Unrelated to browsers and several degrees up the "wow" scale is many-eyes.com, a website with software that allows people to create visual comparisons and analyses of, well, just about anything. Someone could use the software to construct a visual that compares the number of times Obama used the word "tax" in his acceptance speech to the number of times McCain used the same word.

Warning: I've had only sporadic success getting into the website the past few days. My guess is that its owners, a group at IBM's Watson Research Center, weren't prepared for the traffic generated by this New York Times article about the website and software. The article is worth reading because it provides a short, coherent explanation of what the software can do, complete with an image mapping the occurrence of names in the New Testament (no surprise, "Jesus" gets the biggest bubble).

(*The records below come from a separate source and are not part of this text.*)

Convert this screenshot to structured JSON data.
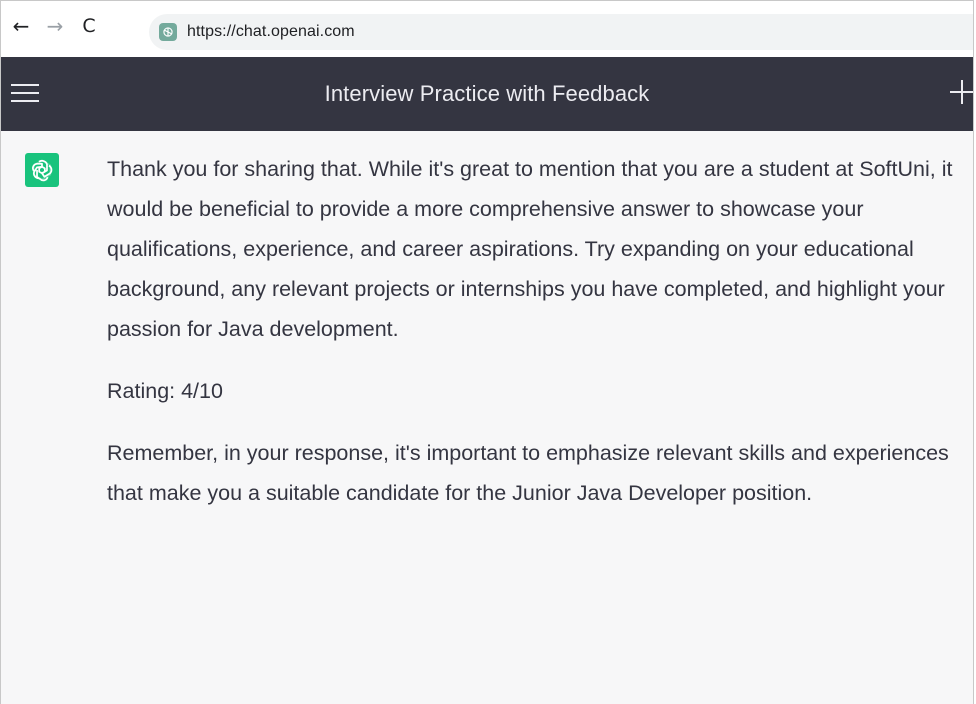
{
  "browser": {
    "back_icon": "arrow-left-icon",
    "forward_icon": "arrow-right-icon",
    "reload_icon": "reload-icon",
    "back_glyph": "←",
    "forward_glyph": "→",
    "reload_glyph": "C",
    "url": "https://chat.openai.com"
  },
  "header": {
    "title": "Interview Practice with Feedback",
    "menu_icon": "hamburger-menu-icon",
    "new_chat_icon": "plus-icon"
  },
  "message": {
    "author": "assistant",
    "avatar_icon": "openai-logo-icon",
    "paragraphs": [
      "Thank you for sharing that. While it's great to mention that you are a student at SoftUni, it would be beneficial to provide a more comprehensive answer to showcase your qualifications, experience, and career aspirations. Try expanding on your educational background, any relevant projects or internships you have completed, and highlight your passion for Java development.",
      "Rating: 4/10",
      "Remember, in your response, it's important to emphasize relevant skills and experiences that make you a suitable candidate for the Junior Java Developer position."
    ]
  },
  "colors": {
    "header_bg": "#343541",
    "avatar_bg": "#19c37d",
    "content_bg": "#f7f7f8",
    "text": "#343541"
  }
}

Leinenkugel News -- Good and Bad

Good news: article here about a national rollout of Leinenkugel beer.

I know people in craft brewing have mixed feelings about Leinie's, but to me, it's a midwestern brewery run by the same family for decades. And that family has worked hard to make good beer and treat people right. The Leinie-heads are legion. Me? I love Leinie Creamy Dark.

That's the good news. Here's the bad news.

When I was writing the beer book, I had the pleasure of interviewing Jake Leinenkugel and his dad, Mr. Bill Leinenkugel. Lovely people. Lovely.

Bill Leinenkugel, who is now 87 and long retired, is one of those brewers who kept the faith during the dark days of the 1960s and 1970s. The beer business is never easy, but it was particularly difficult then for the nation's smallest brewers. Their numbers dwindled dramatically and those who survived did so only by dint of hard work and, well, faith.

For the Leinenkugel family, it was all about keeping faith right there in Chippewa Falls. The brewery's survival mattered not just to them, but to their friends and neighbors who worked there.

The Leinenkugels have been criticized since then for selling to Miller in the late 1980s, but the family could see the writing on the wall: There was a good chance the company might not survive and they knew that the people who would be hurt the most were the people down the street and around the corner.

So they sold. As a result, people in Chippewa Falls continue to enjoy the benefits of local beer and a good local employer.

Anyway, back to Mr. Leinenkugel: When I finished the initial draft of my manuscript, I sent a copy of the relevant pages to all my interviewees. (I wanted to make sure I hadn't screwed up basic facts or grossly misrepresented what people had told me.)

A few days later, Mr. Leinenkugel called me to thank me. He was obviously please as hell that anyone had taken the time to write a history (albeit short) of his family. He was kind, gracious, and .... thrilled. I was in tears by the time I hung up.

Last week I learned that he has an inoperable brain tumor. He's dying. He knows he is. But in death as in life, he's keeping the faith. “God has been awfully good to me all of my life," he told an interviewer. "I have no qualms about dying.” (*1)

So -- here's to Bill Leinenkugel. I can only hope to live my life with as much kindness and optimism as he has.

Thanks and a tip o' the mug to my pal Jim Arndorfer at the "Brew" Blog for info about the interview and about news about the Leinie rollout.


*1. The interview is in Beer Business Daily, which is available only by subscription. Thanks to my dear friend Daniel Bradford, publisher of All About Beer magazine, for passing along the interview, and to BBD's owner, Harry Schuhmacher, for not minding that Daniel did so.